CLAY COUNTY, Fla. - Parents are questioning the Clay County School District's decision to cut positions. The district is looking for ways to save money without sacrificing resources.
Cuts to the classroom are words no parent wants to hear.
"None of us want to see teachers get cut, even with bodies not in them yet, nobody wants to see that happen," said Brandy Stasiak.
Stasiak is upset now that the district is getting rid of 80 potential positions.
She's concerned more class sizes could increase, but the district said it is currently in good standing with the state and class size shouldn't be an issue.
The position cuts include everything from language arts, to music and physical education.
"The allocation is a job position, we're not looking at cutting human bodies that are performing and want to reach that are getting good evaluations," said Superintendent Charles Van Zant.
Van Zant said each year, they can normally hire about 250 staff members once some retire or leave the district, but now that number will decrease to about 170. He said they're looking to save about $4 million dollars.
"We would look like P.E., music, art, media, technology in every school, but we're at a point where we have to look at our fiscal outlook and make sure we maintain a level of fiscal health," said Van Zant.

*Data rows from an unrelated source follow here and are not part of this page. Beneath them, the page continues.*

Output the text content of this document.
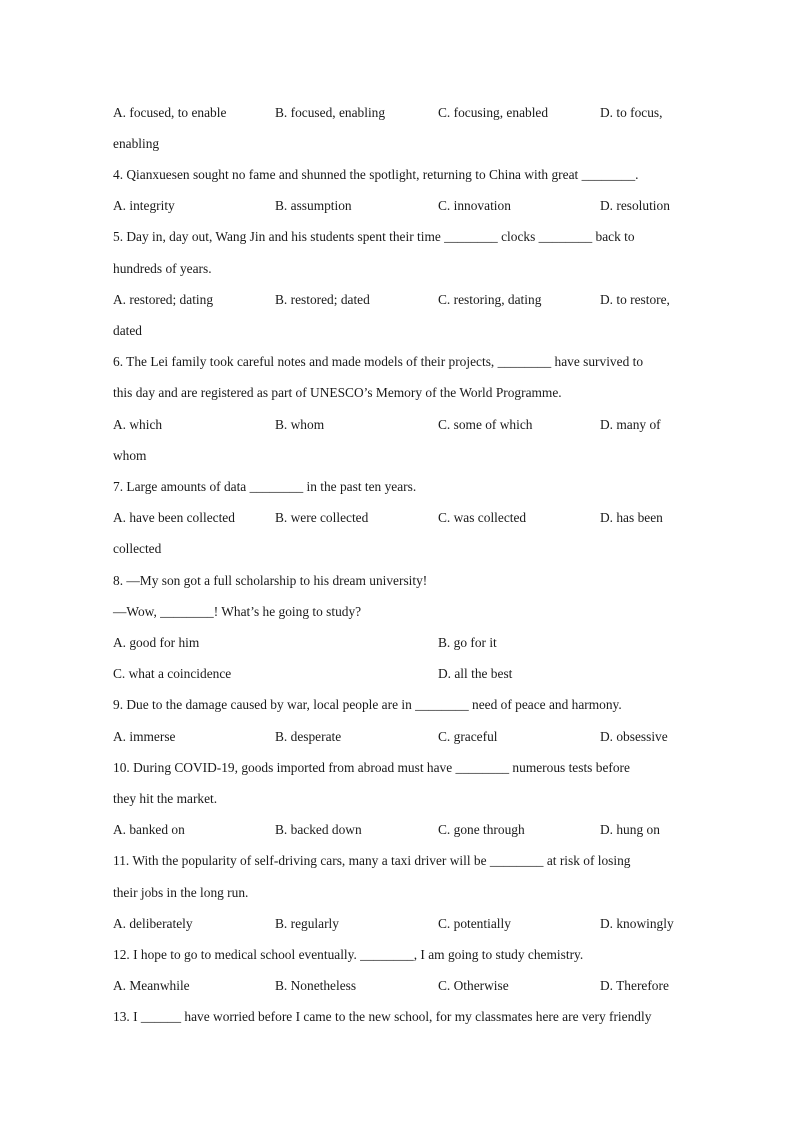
A. focused, to enable	B. focused, enabling	C. focusing, enabled	D. to focus,
enabling
4. Qianxuesen sought no fame and shunned the spotlight, returning to China with great ________.
A. integrity	B. assumption	C. innovation	D. resolution
5. Day in, day out, Wang Jin and his students spent their time ________ clocks ________ back to
hundreds of years.
A. restored; dating	B. restored; dated	C. restoring, dating	D. to restore,
dated
6. The Lei family took careful notes and made models of their projects, ________ have survived to
this day and are registered as part of UNESCO’s Memory of the World Programme.
A. which	B. whom	C. some of which	D. many of
whom
7. Large amounts of data ________ in the past ten years.
A. have been collected	B. were collected	C. was collected	D. has been
collected
8. —My son got a full scholarship to his dream university!
—Wow, ________! What’s he going to study?
A. good for him	B. go for it
C. what a coincidence	D. all the best
9. Due to the damage caused by war, local people are in ________ need of peace and harmony.
A. immerse	B. desperate	C. graceful	D. obsessive
10. During COVID-19, goods imported from abroad must have ________ numerous tests before
they hit the market.
A. banked on	B. backed down	C. gone through	D. hung on
11. With the popularity of self-driving cars, many a taxi driver will be ________ at risk of losing
their jobs in the long run.
A. deliberately	B. regularly	C. potentially	D. knowingly
12. I hope to go to medical school eventually. ________, I am going to study chemistry.
A. Meanwhile	B. Nonetheless	C. Otherwise	D. Therefore
13. I ______ have worried before I came to the new school, for my classmates here are very friendly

Van Zant said the amount of money the district currently has is still below the state's acceptable percentage. Action News asked for a dollar amount, but he said that's unclear at this time.
"If more students show up, we could always come back and ask the school board to add more allocations," said Van Zant.
Van Zant said some schools in the county are down hundreds of students for enrollment.
"Our enrollment is going to be down because we're giving away our students to the charter school industry and we're doing it because we're not offering the same things charter schools are offering," said Clay Education Association president Reena Lee Paiva.
But parents said education should not come as an expense for their children.
"We definitely see the impact of when we're short someone. You just need all hands on deck all the time," said Stasiak.
The district said it's projecting about 35,000 students next school year. It also added the cuts will likely happen at schools with lower enrollment.